The aim of this study was to evaluate the impact of well controlled blood pressure (BP) levels on structural and functional properties of arteries in essential hypertensives.Design and Method:
We studied 80 young hypertensives (mean age 49 yo) allocated either to pharmacological treatment (55 of 80) or to lifestyle modifications (25 of 80) for at least 12 months (mean 38 months) to maintain target BP. Follow-up visits were scheduled every 6 months. Office BP was taken three times by the same doctor at the time of the study.
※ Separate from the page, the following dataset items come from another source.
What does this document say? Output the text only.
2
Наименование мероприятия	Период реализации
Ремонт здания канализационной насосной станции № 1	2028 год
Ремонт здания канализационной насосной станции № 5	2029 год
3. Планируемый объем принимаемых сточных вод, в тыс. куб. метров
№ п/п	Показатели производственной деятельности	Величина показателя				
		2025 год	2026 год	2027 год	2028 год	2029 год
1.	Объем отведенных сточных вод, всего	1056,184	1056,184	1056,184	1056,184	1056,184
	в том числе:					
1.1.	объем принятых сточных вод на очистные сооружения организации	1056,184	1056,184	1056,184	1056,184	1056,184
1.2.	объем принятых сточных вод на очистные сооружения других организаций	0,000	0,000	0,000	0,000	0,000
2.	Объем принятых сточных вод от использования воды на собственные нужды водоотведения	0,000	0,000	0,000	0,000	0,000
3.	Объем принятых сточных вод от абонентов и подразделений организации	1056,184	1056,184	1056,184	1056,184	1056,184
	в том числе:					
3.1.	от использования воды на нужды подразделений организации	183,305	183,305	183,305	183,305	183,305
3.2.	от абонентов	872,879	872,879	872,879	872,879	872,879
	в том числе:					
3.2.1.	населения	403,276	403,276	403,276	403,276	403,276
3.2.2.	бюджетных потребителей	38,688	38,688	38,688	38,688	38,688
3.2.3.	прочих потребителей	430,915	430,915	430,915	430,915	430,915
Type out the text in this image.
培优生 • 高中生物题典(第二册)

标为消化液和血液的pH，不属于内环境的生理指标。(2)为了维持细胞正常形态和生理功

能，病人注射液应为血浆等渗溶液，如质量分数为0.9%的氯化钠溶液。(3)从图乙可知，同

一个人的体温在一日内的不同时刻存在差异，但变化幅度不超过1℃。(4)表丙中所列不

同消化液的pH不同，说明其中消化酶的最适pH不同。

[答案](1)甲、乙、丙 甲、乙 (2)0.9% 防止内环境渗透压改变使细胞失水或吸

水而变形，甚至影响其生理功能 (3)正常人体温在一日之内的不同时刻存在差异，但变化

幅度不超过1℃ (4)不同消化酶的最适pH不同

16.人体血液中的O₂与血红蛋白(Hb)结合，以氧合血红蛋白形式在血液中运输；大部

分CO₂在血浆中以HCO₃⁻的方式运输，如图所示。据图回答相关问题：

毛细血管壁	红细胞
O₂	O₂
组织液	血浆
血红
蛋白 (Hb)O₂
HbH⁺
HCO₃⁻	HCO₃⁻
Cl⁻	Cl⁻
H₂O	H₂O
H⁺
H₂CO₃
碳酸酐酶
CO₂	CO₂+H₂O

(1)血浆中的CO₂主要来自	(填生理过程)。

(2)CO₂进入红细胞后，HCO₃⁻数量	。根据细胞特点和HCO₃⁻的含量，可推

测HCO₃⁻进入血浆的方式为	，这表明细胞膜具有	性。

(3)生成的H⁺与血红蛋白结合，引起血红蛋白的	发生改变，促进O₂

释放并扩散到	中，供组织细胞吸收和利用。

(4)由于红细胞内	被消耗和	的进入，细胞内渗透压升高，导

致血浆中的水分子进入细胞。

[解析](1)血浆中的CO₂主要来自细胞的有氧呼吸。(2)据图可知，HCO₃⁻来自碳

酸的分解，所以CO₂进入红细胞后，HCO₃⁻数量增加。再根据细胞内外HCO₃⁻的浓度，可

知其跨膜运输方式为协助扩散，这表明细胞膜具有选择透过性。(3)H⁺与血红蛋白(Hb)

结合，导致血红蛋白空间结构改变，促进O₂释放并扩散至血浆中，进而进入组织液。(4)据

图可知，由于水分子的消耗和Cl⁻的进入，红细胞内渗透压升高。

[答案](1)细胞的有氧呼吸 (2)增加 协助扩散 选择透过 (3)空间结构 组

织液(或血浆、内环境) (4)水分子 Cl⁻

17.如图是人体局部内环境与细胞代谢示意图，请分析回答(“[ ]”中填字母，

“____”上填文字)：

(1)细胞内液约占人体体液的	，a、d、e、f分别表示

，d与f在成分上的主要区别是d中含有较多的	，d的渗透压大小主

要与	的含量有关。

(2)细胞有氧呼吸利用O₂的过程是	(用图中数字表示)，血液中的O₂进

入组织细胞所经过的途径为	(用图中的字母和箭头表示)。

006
We assessed the B-mode ultrasound of mean carotid intima-media thickness (mean-IMT) and maximum IMT (M-MAX) in each carotid artery segment (common, bulb, internal), bilaterally. Endothelial function was evaluated by post-occlusion flow mediated dilation (FMD) of the brachial artery using high-sensitivity ultrasonography. Arterial elastic properties were evaluated by assessing carotid distensibility (DC) and compliance (CC). Forty normotensive subjects paired for age and sex served as controls.Results:
Throughout the study, BP levels were well controlled in hypertensives (mean BP levels: 131/79 mmHg). The IMT (mean-IMT 0.65 mm, M-MAX 0.79 mm) was significantly higher in hypertensives than in controls (mean-IMT 0.60 mm, M-MAX 0.70 mm). FMD was impaired in hypertensives (5.7%) compared to controls (9.2%). IMT parameters correlated only to age, while LDL-cholesterol was the only factor related to FMD. Compared to controls, arterial elasticity was significantly impaired in hypertensives (DC 25.6 vs 52.4 10–3/kPa, and CC 0.97 vs 1.40 mm2/kPa).Conclusions:
In essential hypertensives, despite long-term well controlled BP, the pro-atherogenic remodelling was still present. IMT was mainly dependent upon age, while FMD was mainly related to cholesterol levels. Moreover, carotid elasticity was impaired. The “pseudo-normalization” of BP levels does not result in normalization of structural and functional properties of the arterial wall.